En 1961, un hallazgo fortuito de Rodolfo Walsh y Jorge Masetti en la agencia Prensa Latina permitió al gobierno cubano anticiparse a la operación militar organizada por Estados Unidos.
En 1961, las relaciones entre Cuba y Estados Unidos atravesaban un período de alta tensión. En la redacción de la agencia de noticias Prensa Latina en La Habana, un mensaje cifrado captó la atención de dos periodistas argentinos: el director general, Jorge Ricardo Masetti, y Rodolfo Walsh, quien trabajaba en el Departamento de Servicios Especiales.
Según relató años después el escritor Gabriel García Márquez, testigo directo de los hechos, el cable había llegado desde Guatemala y estaba escrito en una clave intrincada. Walsh, con la ayuda de manuales de criptografía, logró descifrarlo tras varias noches de trabajo.
El mensaje resultó ser un informe detallado, enviado por un funcionario de la CIA, que revelaba los preparativos de una invasión armada en Bahía de Cochinos (Playa Girón). Incluía información sobre el adiestramiento de reclutas en la hacienda de Retalhuleu, Guatemala.

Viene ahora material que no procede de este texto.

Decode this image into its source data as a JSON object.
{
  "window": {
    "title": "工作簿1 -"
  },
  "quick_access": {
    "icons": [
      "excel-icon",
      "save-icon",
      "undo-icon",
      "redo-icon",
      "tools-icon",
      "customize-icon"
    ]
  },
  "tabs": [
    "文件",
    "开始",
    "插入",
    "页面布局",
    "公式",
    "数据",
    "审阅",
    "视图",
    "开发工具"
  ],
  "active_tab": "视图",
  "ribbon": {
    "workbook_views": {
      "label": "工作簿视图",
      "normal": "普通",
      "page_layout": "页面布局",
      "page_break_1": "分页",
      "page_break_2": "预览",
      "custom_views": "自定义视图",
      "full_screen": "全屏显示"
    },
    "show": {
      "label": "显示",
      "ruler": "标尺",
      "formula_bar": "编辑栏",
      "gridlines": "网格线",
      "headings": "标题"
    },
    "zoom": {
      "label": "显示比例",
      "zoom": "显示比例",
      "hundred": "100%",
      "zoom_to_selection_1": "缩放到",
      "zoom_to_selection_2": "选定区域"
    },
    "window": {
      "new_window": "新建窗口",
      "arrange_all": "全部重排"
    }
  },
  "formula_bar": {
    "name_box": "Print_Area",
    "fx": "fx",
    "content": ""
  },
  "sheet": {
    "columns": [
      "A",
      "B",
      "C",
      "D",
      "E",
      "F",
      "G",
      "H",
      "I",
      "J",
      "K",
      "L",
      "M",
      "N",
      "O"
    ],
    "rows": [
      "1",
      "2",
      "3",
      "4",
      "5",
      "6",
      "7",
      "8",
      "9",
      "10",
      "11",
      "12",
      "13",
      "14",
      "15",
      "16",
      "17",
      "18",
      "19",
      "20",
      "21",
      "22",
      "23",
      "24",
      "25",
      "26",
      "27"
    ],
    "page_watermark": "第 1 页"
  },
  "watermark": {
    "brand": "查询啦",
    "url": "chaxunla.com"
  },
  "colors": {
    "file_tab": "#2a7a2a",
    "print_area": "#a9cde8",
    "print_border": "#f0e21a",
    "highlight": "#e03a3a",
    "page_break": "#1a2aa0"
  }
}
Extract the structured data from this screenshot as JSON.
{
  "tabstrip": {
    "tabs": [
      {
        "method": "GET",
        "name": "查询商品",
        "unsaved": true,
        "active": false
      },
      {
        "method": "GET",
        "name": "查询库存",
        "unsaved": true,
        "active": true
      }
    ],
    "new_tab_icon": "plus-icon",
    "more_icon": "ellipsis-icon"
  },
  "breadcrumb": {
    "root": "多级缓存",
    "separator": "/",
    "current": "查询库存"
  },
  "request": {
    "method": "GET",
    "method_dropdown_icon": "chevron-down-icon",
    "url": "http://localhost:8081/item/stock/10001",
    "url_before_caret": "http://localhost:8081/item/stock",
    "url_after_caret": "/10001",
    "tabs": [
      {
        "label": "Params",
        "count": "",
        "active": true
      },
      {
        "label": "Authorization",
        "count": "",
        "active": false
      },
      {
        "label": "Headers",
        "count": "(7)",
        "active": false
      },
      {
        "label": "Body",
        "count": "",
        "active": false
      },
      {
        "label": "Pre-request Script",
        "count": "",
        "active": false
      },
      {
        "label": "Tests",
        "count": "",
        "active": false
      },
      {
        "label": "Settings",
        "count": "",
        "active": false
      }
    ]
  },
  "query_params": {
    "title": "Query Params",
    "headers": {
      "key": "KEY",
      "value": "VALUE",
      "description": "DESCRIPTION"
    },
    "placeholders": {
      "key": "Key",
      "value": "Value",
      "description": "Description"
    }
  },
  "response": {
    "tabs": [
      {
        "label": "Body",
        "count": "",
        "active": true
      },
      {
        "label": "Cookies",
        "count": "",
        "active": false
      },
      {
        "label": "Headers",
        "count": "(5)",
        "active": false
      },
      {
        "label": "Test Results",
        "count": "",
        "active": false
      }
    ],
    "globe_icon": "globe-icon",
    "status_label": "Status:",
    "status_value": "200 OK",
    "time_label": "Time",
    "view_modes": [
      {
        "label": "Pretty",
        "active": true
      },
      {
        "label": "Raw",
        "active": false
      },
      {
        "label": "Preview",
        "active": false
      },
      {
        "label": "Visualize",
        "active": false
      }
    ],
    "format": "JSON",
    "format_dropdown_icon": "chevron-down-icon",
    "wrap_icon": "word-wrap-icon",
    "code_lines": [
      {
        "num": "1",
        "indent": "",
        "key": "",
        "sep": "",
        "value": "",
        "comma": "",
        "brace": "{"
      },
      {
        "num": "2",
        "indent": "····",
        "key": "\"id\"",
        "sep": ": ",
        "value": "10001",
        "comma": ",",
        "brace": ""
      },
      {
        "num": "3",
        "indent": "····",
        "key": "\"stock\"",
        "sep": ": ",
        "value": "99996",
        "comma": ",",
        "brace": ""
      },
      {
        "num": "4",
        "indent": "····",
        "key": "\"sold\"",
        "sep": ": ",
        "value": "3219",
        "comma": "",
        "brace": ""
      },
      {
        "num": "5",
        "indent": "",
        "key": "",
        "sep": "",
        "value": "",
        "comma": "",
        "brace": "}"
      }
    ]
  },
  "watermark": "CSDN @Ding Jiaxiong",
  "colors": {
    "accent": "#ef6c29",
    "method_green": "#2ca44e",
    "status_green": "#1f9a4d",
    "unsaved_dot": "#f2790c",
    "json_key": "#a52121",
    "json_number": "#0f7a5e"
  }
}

Ante este descubrimiento, Masetti y Walsh decidieron investigar más allá del cable. La información obtenida fue puesta en conocimiento del gobierno revolucionario cubano, que ya sospechaba de una invasión inminente. Este conocimiento previo resultó crucial para los preparativos defensivos de Cuba.
La invasión, ejecutada en abril de 1961 por alrededor de 1400 exiliados cubanos entrenados por la CIA, fue repelida en tres días por las fuerzas de Fidel Castro, consolidando su gobierno.